Twenty seconds later, he’ll tire of whatever it was, abandon it, latch onto the next shiny-shiny-thing, then begin the snot-cycle anew. Repeat forever. Wherever he ventures, he leaves a striped, alternating trail of snot and delight.

So when his mum, Jenni, suggested I might like to take Caleb out on one of my daily runs, I was more than just a little perturbed. She quickly explained that I wouldn’t be piggybacking him or anything, or that he’d be piggybacking me, but rather, he’d go in his pushchair and I’d push that.

What the hell, I thought, it’d be an adventure, why not. Apparently he loves nearby walks. A few hazards though. I’d written in https://www.facebook.com/.../well.../posts/2479455028907320/ about how loads of the nearby streets don’t actually have pavements: apparently the locals wish to preserve the “rural character” of their neighbourhoods. Makes being a pedestrian a tad tricky. It could be worse: the roads do in fact have verges, mostly of gravel, whereas I learned the hard way that loads of smaller California towns don’t even have verges. There might be seven millimetres between the road asphalt proper and cliffs or forest or other walker-hostile voids. I spent a night in a speck called Gualala, and my morning run involved rattling around inside it like an atom inside a smaller atom.

Same here? Maybe. Tables are turned somewhat by the State of California ruling that whenever a car hits a pedestrian, legally, it’s always the driver’s fault. It’s rare but not unheard of for inner-city San Francisco residents to throw themselves in front of cars for a nice juicy payout, and therefore local cars seem to give me a wider berth than in New Zealand, with the exception of humongous window-tinted pickup trucks. They just roar past everyone without deviating, which non-douchebag locals assure me is due to their drivers being complete douchebags.

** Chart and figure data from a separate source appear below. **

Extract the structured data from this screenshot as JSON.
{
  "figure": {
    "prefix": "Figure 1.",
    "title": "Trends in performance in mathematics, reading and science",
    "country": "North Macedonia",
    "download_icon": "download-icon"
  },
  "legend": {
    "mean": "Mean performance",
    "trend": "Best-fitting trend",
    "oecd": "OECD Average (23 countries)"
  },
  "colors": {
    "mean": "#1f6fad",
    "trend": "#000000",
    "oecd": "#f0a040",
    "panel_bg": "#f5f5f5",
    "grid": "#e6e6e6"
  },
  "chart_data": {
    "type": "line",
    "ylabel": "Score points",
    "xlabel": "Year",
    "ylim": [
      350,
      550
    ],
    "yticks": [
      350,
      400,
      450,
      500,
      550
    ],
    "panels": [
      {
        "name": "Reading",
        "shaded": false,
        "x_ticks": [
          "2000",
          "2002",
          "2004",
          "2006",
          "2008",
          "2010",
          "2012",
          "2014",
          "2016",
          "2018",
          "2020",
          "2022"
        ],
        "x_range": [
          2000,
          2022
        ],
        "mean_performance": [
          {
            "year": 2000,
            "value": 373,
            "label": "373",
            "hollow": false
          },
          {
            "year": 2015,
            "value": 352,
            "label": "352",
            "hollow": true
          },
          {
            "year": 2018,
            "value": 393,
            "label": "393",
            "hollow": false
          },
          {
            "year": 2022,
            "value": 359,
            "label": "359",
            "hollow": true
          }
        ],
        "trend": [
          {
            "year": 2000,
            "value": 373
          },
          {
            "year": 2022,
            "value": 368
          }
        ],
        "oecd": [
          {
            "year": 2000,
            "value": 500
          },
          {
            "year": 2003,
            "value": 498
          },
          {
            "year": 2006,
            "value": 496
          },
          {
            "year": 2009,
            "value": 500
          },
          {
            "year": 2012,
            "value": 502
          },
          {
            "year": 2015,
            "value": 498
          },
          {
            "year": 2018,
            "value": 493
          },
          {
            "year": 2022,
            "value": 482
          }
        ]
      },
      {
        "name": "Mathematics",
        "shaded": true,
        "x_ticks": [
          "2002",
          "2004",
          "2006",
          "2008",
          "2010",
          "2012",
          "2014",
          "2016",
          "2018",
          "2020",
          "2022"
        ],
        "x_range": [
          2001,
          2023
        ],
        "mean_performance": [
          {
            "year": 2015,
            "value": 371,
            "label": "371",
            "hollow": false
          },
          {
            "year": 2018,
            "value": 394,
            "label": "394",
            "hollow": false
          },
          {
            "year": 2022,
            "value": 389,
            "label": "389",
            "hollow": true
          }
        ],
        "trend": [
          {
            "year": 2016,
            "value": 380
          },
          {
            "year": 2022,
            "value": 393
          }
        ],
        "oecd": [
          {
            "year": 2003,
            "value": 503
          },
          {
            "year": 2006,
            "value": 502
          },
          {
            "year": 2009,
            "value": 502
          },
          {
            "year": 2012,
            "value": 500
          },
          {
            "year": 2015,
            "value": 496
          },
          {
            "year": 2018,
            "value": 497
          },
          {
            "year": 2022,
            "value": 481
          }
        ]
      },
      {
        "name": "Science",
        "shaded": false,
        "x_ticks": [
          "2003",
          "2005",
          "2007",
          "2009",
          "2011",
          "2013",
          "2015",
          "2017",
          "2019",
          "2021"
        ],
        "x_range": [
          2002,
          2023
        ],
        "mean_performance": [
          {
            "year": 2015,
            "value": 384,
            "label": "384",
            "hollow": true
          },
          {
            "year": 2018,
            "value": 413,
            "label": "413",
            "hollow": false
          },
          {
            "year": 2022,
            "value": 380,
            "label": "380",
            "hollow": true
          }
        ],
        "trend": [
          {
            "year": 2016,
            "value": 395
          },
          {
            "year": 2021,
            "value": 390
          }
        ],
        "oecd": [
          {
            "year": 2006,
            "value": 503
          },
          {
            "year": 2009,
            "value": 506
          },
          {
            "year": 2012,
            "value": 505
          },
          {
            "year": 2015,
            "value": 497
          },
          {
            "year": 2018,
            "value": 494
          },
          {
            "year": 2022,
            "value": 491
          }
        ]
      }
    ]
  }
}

Even just running on my own, therefore, seems a venture throbbing with excitement and danger. Running whilst pushing a two-year-old? Sheer folly.

But Caleb’s mum Jenni assured me things honestly weren’t that bad. Sure, the occasional asshole may blight an otherwise beautiful experience, but for the most part it’s rad, man. So one morning Caleb and I braved the window-tinted douchebags and the payday-seeking doomsday pedestrians and popped out the door.

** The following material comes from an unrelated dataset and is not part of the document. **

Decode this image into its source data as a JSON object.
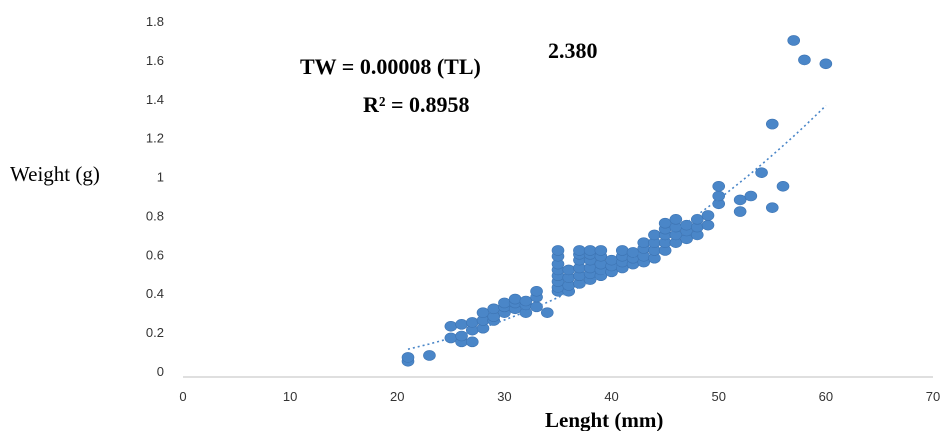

It was indeed rad! The thing about most pushchairs is that, unlike prams, they face forwards, which honestly seems fair enough: if I were a baby I’d desire a view of my forward journey and not my handler’s ugly mug. But it means I can’t keep tabs on Caleb’s mood. If he’s in a seriously crap mood he’ll see to it you’ll never have eardrums again, but it’d be nice to apply a lighter touch than that. Every few minutes I’d stop and pull over and peer into his face.

“You want to go home?” I’d ask. “Or onward?”

“Dah! Dah!” he’d exclaim, nodding furiously. “Dah!”

“You’ll need to be a teensy bit more specific than ‘dah’, young man,” I’d chide him. “Back home?”

Head-shake and frown and silence.

“Forward, then?”

“Dah!” He’d damn near break his own neck trying to nod. “Dah! Dah!”

Onwards confirmed. It’s a seriously beautiful bit of the Bay Area, this Redwood City place. Aptly named: colossal redwoods tower everywhere. You seriously need the shade, for summer temperatures get Venus-level hot. Road tar melts. Lead melts. Soviet space probes crash-land hourly. It makes light dapple the roads amid delightfully cool shade. Caleb loved it.

Every five minutes or so I’d stop again and receive a hectic flurry of “Dah! Dah! Dah!”s for my troubles. Turns out Caleb is a total speed freak. I didn’t quite get him up to Back to the Future speeds and/or time-jump to 1955, but that can’t have been far off.

Few douchebags; few payday pedestrians; little snot; few Results-Tantrums; things went well! After continuing another 30-40 minutes, I returned Caleb to his home, leaving twin trails of sweat and “Dah! Dah! Dah!”s. Then it took me another ten minutes to actually pry him from the pushchair’s embrace, for it possesses the most convoluted and octopussy seat belt system I’d ever encountered (as in like an octopus, not the Bond movie), but that’s another story.